商品簡介
A spirited biography of the prophetic and sympathetic philosopher who, along with Voltaire and Rousseau, helped build the foundations of the modern world.
Denis Diderot is often associated with the decades-long battle to bring the world’s first comprehensive Encyclopédie into existence. But his most daring writing took place in the shadows. Thrown into prison for his atheism in 1749, Diderot decided to reserve his best books for posterity—for us, in fact. In the astonishing cache of unpublished writings left behind after his death, Diderot dreamed of natural selection before Darwin, the Oedipus complex before Freud, and genetic manipulation centuries before Dolly the Sheep. Even more audaciously, the writer challenged virtually all of his century’s accepted truths, from the sanctity of monarchy, to the racial justification of the slave trade, to the complications of human sexuality. One of Diderot’s most attentive readers during his lifetime was Catherine the Great, who not only supported him financially, but invited him to St. Petersburg to talk about art and help her think about reforming her empire.

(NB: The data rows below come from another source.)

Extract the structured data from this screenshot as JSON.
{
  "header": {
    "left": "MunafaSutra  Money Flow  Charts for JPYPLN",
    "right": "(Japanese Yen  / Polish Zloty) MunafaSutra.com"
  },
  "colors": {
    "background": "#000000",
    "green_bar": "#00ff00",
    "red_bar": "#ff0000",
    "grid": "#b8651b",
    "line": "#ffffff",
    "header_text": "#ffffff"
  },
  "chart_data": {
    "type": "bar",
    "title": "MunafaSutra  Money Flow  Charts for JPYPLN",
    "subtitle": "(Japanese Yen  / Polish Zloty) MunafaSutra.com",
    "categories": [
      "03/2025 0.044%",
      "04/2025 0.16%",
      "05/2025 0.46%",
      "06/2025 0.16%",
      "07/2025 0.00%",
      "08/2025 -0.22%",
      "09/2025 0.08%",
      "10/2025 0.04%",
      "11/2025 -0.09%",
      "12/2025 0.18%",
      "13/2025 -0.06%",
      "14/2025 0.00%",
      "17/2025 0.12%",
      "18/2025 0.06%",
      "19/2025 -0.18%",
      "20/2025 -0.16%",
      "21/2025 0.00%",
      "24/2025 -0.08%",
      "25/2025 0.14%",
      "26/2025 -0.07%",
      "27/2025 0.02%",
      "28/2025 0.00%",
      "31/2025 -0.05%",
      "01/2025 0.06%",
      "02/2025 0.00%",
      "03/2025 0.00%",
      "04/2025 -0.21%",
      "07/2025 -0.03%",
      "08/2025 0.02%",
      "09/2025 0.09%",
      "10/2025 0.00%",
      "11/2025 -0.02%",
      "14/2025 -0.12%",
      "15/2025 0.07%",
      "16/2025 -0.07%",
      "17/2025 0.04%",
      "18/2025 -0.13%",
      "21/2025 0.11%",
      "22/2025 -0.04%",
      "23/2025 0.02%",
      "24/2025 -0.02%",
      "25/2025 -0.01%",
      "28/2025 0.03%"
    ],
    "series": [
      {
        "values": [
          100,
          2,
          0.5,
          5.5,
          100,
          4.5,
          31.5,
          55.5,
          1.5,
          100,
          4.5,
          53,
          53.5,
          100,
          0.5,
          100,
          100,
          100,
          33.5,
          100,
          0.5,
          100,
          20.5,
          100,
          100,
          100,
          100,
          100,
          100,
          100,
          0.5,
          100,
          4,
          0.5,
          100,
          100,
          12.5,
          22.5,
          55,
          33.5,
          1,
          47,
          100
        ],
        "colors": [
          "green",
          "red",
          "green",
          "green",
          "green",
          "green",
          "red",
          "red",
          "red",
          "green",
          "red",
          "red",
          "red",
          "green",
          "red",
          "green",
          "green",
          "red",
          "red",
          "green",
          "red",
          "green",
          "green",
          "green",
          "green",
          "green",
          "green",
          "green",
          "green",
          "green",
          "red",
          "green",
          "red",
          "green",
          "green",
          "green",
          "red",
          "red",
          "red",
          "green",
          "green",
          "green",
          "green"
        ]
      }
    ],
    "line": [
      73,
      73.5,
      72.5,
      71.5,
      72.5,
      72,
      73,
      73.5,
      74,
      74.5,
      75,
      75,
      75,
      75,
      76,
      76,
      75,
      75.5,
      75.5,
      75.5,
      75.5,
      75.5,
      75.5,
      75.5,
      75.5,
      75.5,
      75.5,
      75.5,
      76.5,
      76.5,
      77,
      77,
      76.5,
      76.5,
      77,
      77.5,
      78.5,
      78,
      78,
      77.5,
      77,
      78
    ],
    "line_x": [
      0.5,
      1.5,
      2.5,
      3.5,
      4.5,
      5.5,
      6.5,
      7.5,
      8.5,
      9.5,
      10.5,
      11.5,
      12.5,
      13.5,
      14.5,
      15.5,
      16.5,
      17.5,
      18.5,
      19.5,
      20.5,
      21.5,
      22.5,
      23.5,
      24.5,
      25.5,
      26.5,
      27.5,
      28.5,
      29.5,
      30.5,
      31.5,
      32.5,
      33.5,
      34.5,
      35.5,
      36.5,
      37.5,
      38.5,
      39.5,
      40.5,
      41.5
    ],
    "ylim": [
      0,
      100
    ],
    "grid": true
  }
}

In this thematically organized biography, Andrew S. Curran vividly describes Diderot’s tormented relationship with Rousseau, his curious correspondence with Voltaire, his passionate affairs, and his often paradoxical stand on art, morality, politics, and religion. But what this book brings out most brilliantly is how the writer’s self-doubts were an essential part of his genius and his ability to flaunt taboos, dogma, and convention.
作者簡介
Andrew Curran is the William Armstrong Professor of the Humanities and a member of Wesleyan University's Romance Languages and Literatures department. For the first part of his career, Curran's research focused on the eighteenth-century life sciences and medicine. His major publications include an edited volume (Faces of Monstrosity in Eighteenth-Century Thought in Eighteenth-Century Life) and two books: Sublime Disorder: Physical Monstrosity in Diderot's Universe (Voltaire Foundation, Oxford, 2001) and, more recently, The Anatomy of Blackness: Science and Slavery in an Age of Enlightenment (Johns Hopkins University Press, Baltimore, 2011). Elected a Fellow in the history of medicine at the New York Academy of Medicine in 2010, Curran has also received fellowships from the National Endowment for the Humanities, the Mellon Foundation, and the John D. and Catherine T. MacArthur Foundation. He was also the co-winner of the James L. Clifford prize for the best article in eighteenth-century studies in 2011 on the history of albinism. Most recently, Curran received a National Endowment for the Humanities Public Scholars award (2016). He was also named a Chevalier dans l'ordre des Palmes Académiques in September of 2015. Curran has served on the editorial board of Studies in Eighteenth Century Culture and is presently on the board of Critical Philosophy of Race and Diderot Studies.